Physical Therapists and Exercise-Based Treatment
Physical therapy is one of the most effective long-term strategies for fibromyalgia. A physical therapist designs an exercise program tailored to your pain levels and gradually builds your tolerance. The research supports several specific approaches:
- Aerobic exercise: Two to three sessions per week, averaging about 35 minutes at low to moderate intensity (roughly 60 to 75 percent of your maximum heart rate). Programs lasting 6 to 24 weeks show meaningful improvement.
- Resistance training: Two to three sessions per week, 30 to 90 minutes per session, continued for 16 to 21 weeks.
- Aquatic therapy: Pool-based exercise one to three times per week, 30 to 60 minutes per session. The warm water reduces joint stress and can make movement easier when land-based exercise feels too painful.
- Massage therapy: Techniques like Swedish massage, myofascial release, and connective tissue massage, applied one to five times per week over several weeks, can reduce pain and muscle tension.
The key with any exercise program is starting low and progressing slowly. A physical therapist experienced with fibromyalgia will know how to push you forward without triggering a flare.
Psychologists and Mental Health Providers
Fibromyalgia isn’t “all in your head,” but the brain plays a central role in how pain is processed, and psychological strategies can meaningfully change that processing. Cognitive behavioral therapy is one of the best-studied treatments for fibromyalgia. It works by helping you identify thought patterns that amplify pain and fatigue, then replacing them with more effective coping strategies.

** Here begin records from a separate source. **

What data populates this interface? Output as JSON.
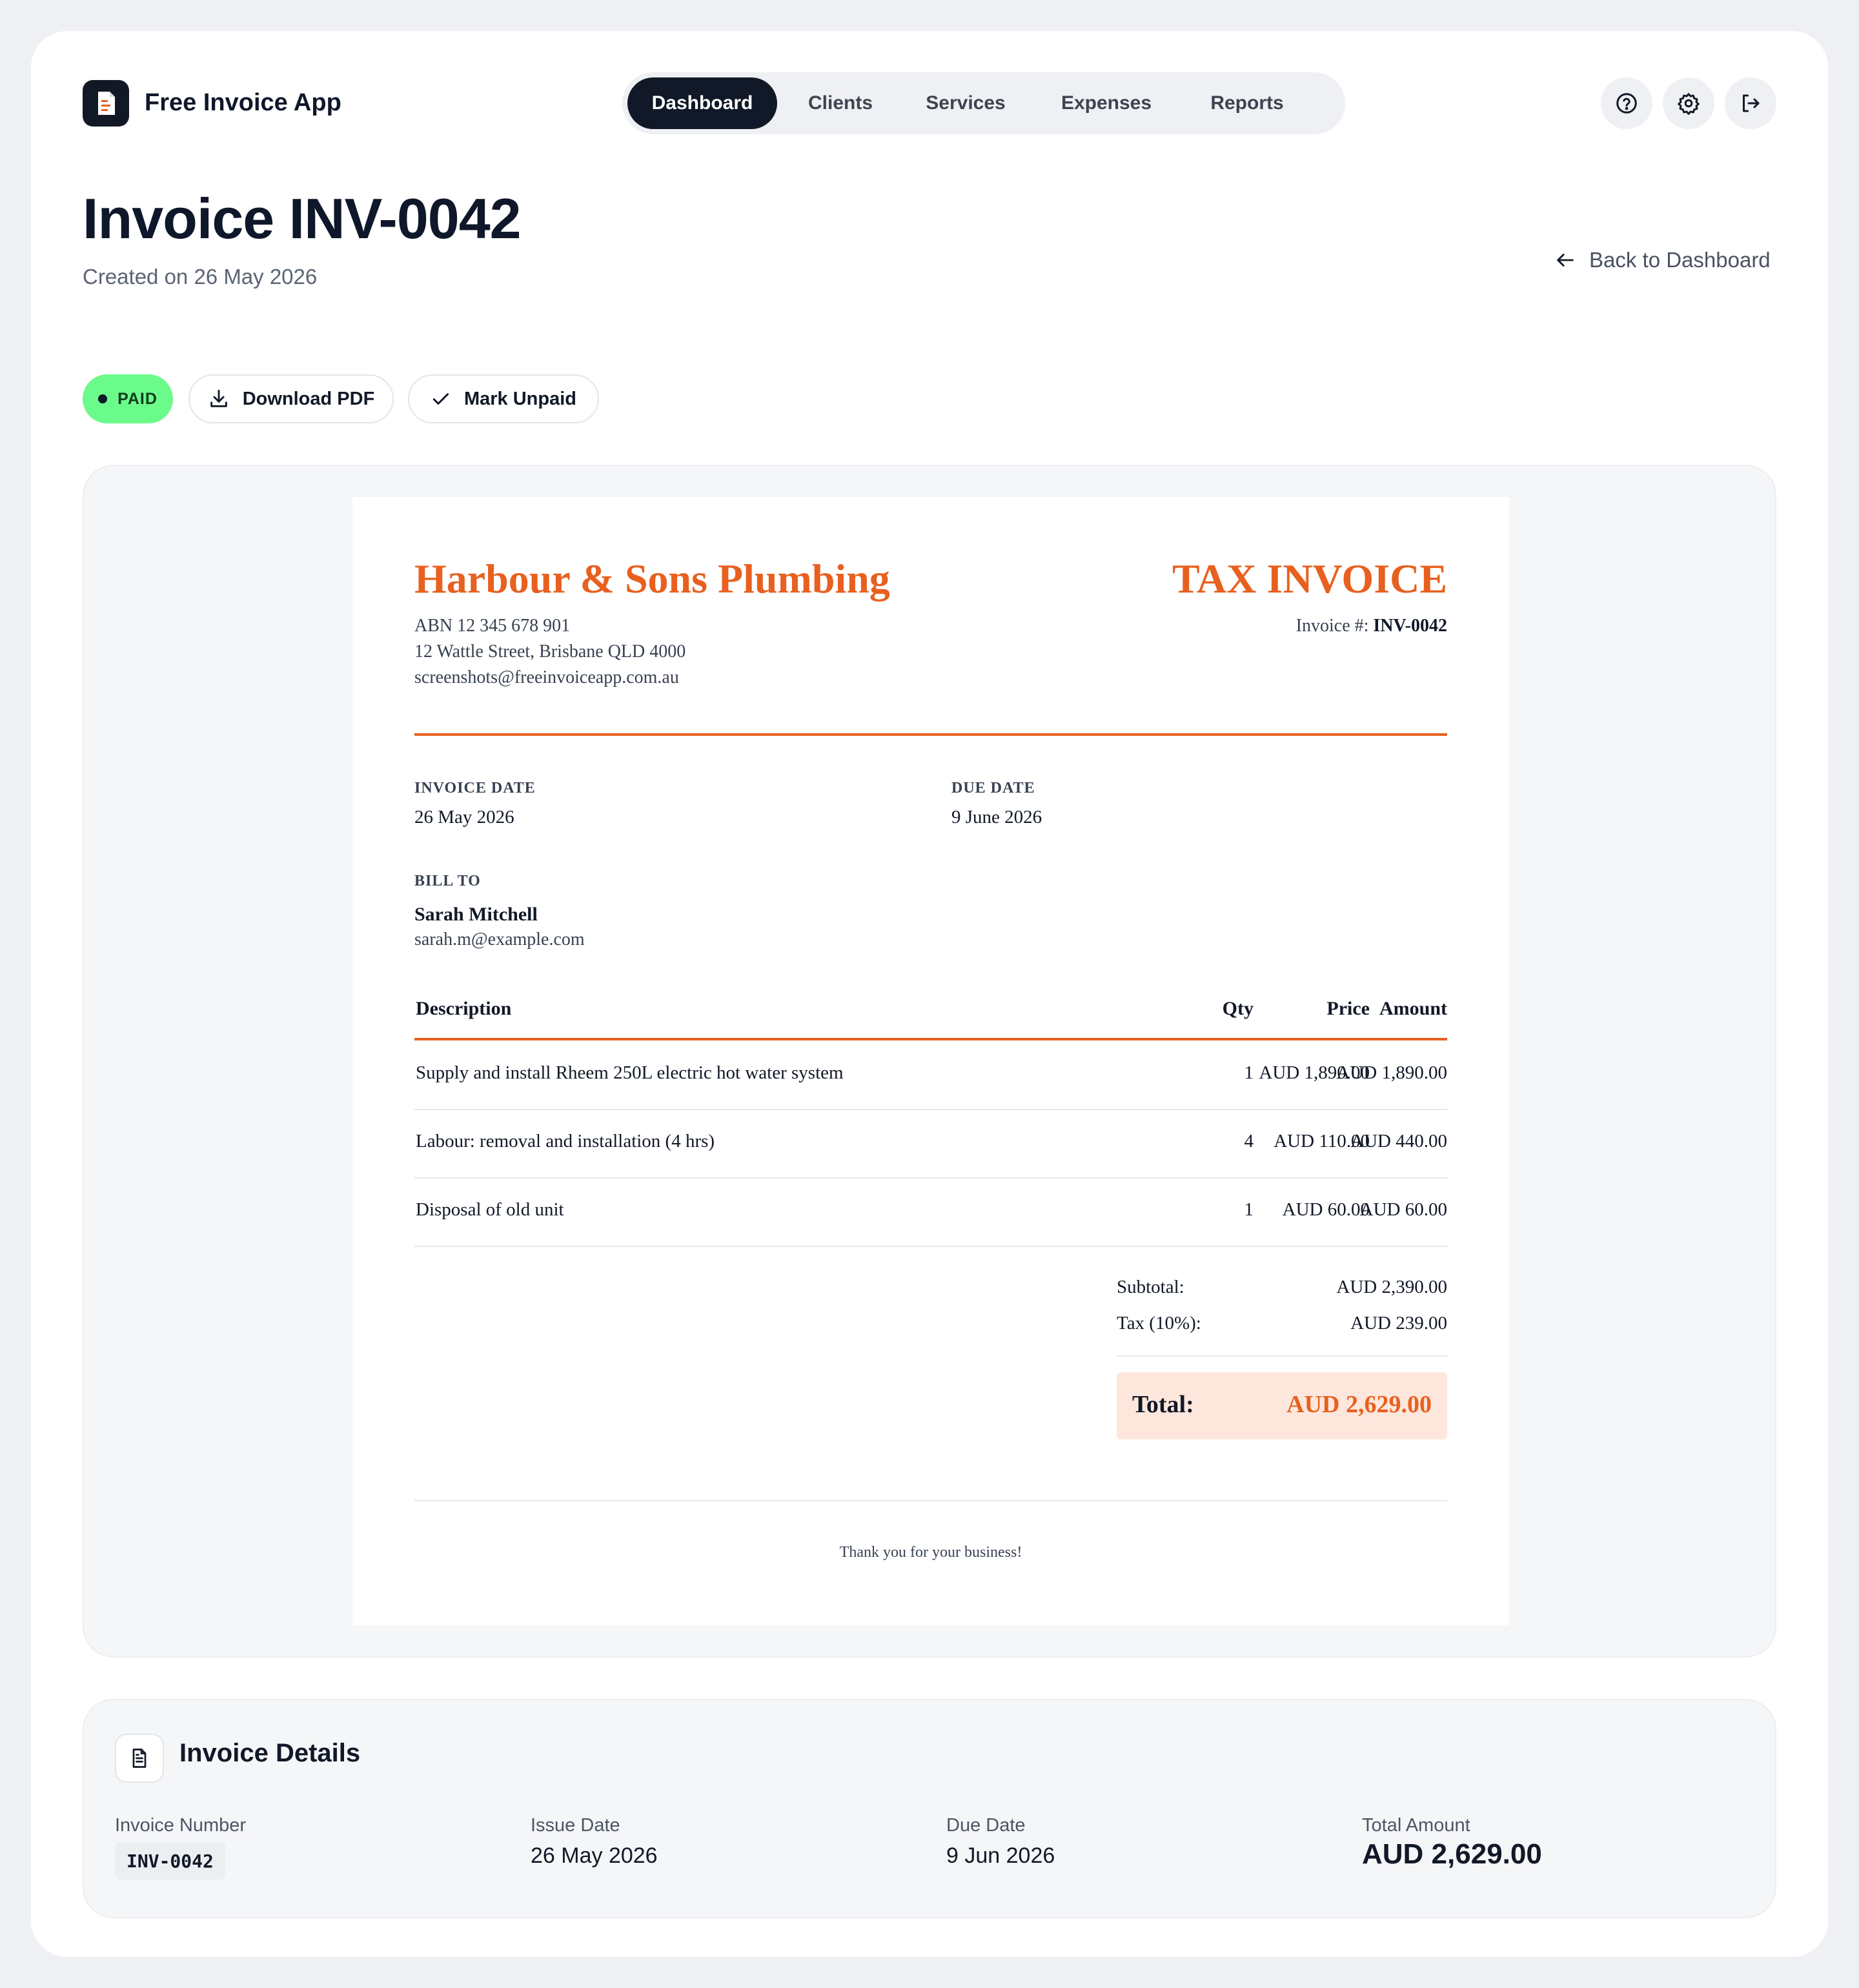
{
  "app": {
    "name": "Free Invoice App"
  },
  "nav": {
    "items": [
      "Dashboard",
      "Clients",
      "Services",
      "Expenses",
      "Reports"
    ],
    "active": "Dashboard"
  },
  "header_icons": [
    "help-icon",
    "settings-icon",
    "logout-icon"
  ],
  "page": {
    "title": "Invoice INV-0042",
    "created": "Created on 26 May 2026",
    "back_label": "Back to Dashboard"
  },
  "actions": {
    "status": "PAID",
    "download_label": "Download PDF",
    "mark_label": "Mark Unpaid"
  },
  "invoice": {
    "business_name": "Harbour & Sons Plumbing",
    "abn": "ABN 12 345 678 901",
    "address": "12 Wattle Street, Brisbane QLD 4000",
    "email": "screenshots@freeinvoiceapp.com.au",
    "doc_title": "TAX INVOICE",
    "number_label": "Invoice #:",
    "number": "INV-0042",
    "invoice_date_label": "INVOICE DATE",
    "invoice_date": "26 May 2026",
    "due_date_label": "DUE DATE",
    "due_date": "9 June 2026",
    "bill_to_label": "BILL TO",
    "client_name": "Sarah Mitchell",
    "client_email": "sarah.m@example.com",
    "columns": [
      "Description",
      "Qty",
      "Price",
      "Amount"
    ],
    "lines": [
      {
        "description": "Supply and install Rheem 250L electric hot water system",
        "qty": "1",
        "price": "AUD 1,890.00",
        "amount": "AUD 1,890.00"
      },
      {
        "description": "Labour: removal and installation (4 hrs)",
        "qty": "4",
        "price": "AUD 110.00",
        "amount": "AUD 440.00"
      },
      {
        "description": "Disposal of old unit",
        "qty": "1",
        "price": "AUD 60.00",
        "amount": "AUD 60.00"
      }
    ],
    "subtotal_label": "Subtotal:",
    "subtotal": "AUD 2,390.00",
    "tax_label": "Tax (10%):",
    "tax": "AUD 239.00",
    "total_label": "Total:",
    "total": "AUD 2,629.00",
    "thanks": "Thank you for your business!"
  },
  "details": {
    "title": "Invoice Details",
    "invoice_number_label": "Invoice Number",
    "invoice_number": "INV-0042",
    "issue_date_label": "Issue Date",
    "issue_date": "26 May 2026",
    "due_date_label": "Due Date",
    "due_date": "9 Jun 2026",
    "total_label": "Total Amount",
    "total": "AUD 2,629.00"
  },
  "colors": {
    "accent": "#e8601f",
    "paid": "#6bfb8b",
    "dark": "#111827",
    "background": "#eff0f3",
    "total_bg": "#fde7dc"
  }
}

In practice, CBT for fibromyalgia typically involves keeping a symptom diary, learning relaxation techniques, and developing skills like activity pacing, where you balance effort and rest to avoid the boom-and-bust cycle that triggers flares. A newer variation called acceptance-based CBT uses mindfulness meditation to help you separate your sense of self from the pain experience, so you can make daily decisions based on your values rather than being driven entirely by how you feel in the moment. Both approaches have solid evidence behind them for reducing pain and improving quality of life.
Physiatrists: A Less Well-Known Option
Physiatrists, or physical medicine and rehabilitation doctors, specialize in improving functional ability in people with chronic conditions. Where other specialists focus on diagnosing or treating the underlying disease, a physiatrist focuses on what you can do physically and how to expand that. They can design rehabilitation programs, prescribe assistive strategies, and coordinate with physical therapists to build a long-term plan for staying active.

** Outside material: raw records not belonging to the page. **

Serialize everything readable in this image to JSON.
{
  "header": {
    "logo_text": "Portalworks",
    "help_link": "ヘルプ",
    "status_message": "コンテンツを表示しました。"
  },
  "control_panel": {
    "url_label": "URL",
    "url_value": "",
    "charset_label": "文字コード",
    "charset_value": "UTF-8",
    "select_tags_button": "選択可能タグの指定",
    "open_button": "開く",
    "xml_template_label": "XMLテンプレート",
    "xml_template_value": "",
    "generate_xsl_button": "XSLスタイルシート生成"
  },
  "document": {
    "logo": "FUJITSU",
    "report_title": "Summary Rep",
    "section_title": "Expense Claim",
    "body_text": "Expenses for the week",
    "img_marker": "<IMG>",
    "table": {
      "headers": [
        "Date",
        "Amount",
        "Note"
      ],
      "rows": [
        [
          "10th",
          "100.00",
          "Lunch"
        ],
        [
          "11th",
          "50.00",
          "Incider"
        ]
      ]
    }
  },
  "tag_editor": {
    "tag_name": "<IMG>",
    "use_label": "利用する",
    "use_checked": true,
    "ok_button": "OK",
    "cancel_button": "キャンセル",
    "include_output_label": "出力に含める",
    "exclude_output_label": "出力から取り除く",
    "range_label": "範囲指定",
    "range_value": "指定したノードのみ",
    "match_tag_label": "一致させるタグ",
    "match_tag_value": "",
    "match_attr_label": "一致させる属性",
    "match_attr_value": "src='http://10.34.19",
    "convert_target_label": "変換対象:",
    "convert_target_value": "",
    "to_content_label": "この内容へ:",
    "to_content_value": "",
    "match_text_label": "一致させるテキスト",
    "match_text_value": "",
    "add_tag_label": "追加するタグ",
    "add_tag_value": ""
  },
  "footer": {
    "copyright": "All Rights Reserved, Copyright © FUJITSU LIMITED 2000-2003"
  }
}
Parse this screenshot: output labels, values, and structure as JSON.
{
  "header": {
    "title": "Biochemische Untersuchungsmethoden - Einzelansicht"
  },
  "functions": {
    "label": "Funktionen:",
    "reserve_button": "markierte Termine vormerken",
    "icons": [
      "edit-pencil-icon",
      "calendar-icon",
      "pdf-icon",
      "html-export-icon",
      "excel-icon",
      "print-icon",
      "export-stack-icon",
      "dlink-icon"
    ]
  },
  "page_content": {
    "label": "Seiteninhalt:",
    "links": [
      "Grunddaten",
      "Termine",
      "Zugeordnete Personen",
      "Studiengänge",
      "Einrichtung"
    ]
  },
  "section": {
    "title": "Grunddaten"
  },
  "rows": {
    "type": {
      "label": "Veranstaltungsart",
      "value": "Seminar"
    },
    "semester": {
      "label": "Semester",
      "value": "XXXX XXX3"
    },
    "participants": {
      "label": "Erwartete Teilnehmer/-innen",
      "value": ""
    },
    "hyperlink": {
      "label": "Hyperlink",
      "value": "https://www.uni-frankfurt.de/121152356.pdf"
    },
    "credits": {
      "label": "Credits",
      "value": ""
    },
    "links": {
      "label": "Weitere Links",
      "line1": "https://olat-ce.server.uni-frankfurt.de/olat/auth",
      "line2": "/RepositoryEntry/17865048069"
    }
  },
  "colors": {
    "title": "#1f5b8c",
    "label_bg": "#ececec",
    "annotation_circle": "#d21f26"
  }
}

Physiatrists are particularly useful if fibromyalgia has significantly limited your mobility or your ability to work and handle daily tasks. They treat the impairment itself rather than relying only on compensatory workarounds.
Building the Right Care Team
The most effective fibromyalgia care combines medical treatment, physical activity, and psychological support. That doesn’t mean you need five different doctors at once. For many people, a primary care physician who understands fibromyalgia, combined with a physical therapist and access to CBT, covers the essentials. Specialist referrals make sense when symptoms are severe, when standard medications aren’t helping, or when there’s uncertainty about the diagnosis.

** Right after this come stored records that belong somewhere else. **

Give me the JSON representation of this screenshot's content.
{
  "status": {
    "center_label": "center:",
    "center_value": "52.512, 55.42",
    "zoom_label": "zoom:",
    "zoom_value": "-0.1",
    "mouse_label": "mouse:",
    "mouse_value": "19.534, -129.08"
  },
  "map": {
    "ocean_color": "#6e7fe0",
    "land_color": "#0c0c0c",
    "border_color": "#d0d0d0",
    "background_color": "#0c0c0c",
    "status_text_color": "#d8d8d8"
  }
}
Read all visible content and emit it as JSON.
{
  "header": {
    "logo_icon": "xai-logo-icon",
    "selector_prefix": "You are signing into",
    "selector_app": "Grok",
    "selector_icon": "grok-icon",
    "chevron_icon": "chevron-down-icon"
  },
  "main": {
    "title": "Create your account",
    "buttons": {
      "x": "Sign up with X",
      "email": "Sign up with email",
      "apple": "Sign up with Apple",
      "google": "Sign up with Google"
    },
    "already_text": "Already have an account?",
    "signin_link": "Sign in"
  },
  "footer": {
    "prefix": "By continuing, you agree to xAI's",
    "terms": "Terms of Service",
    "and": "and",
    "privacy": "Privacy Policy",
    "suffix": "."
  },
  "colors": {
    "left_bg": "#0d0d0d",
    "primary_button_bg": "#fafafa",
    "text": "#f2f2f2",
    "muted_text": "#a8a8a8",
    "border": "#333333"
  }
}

When meeting a new provider, pay attention to whether they take fibromyalgia seriously as a diagnosis, whether they’re familiar with current treatment approaches, and whether they’re willing to coordinate with your other providers. The right doctor isn’t necessarily a specific type of specialist. It’s someone who understands the condition, listens to your experience, and works with you on a plan that addresses pain, function, and quality of life together.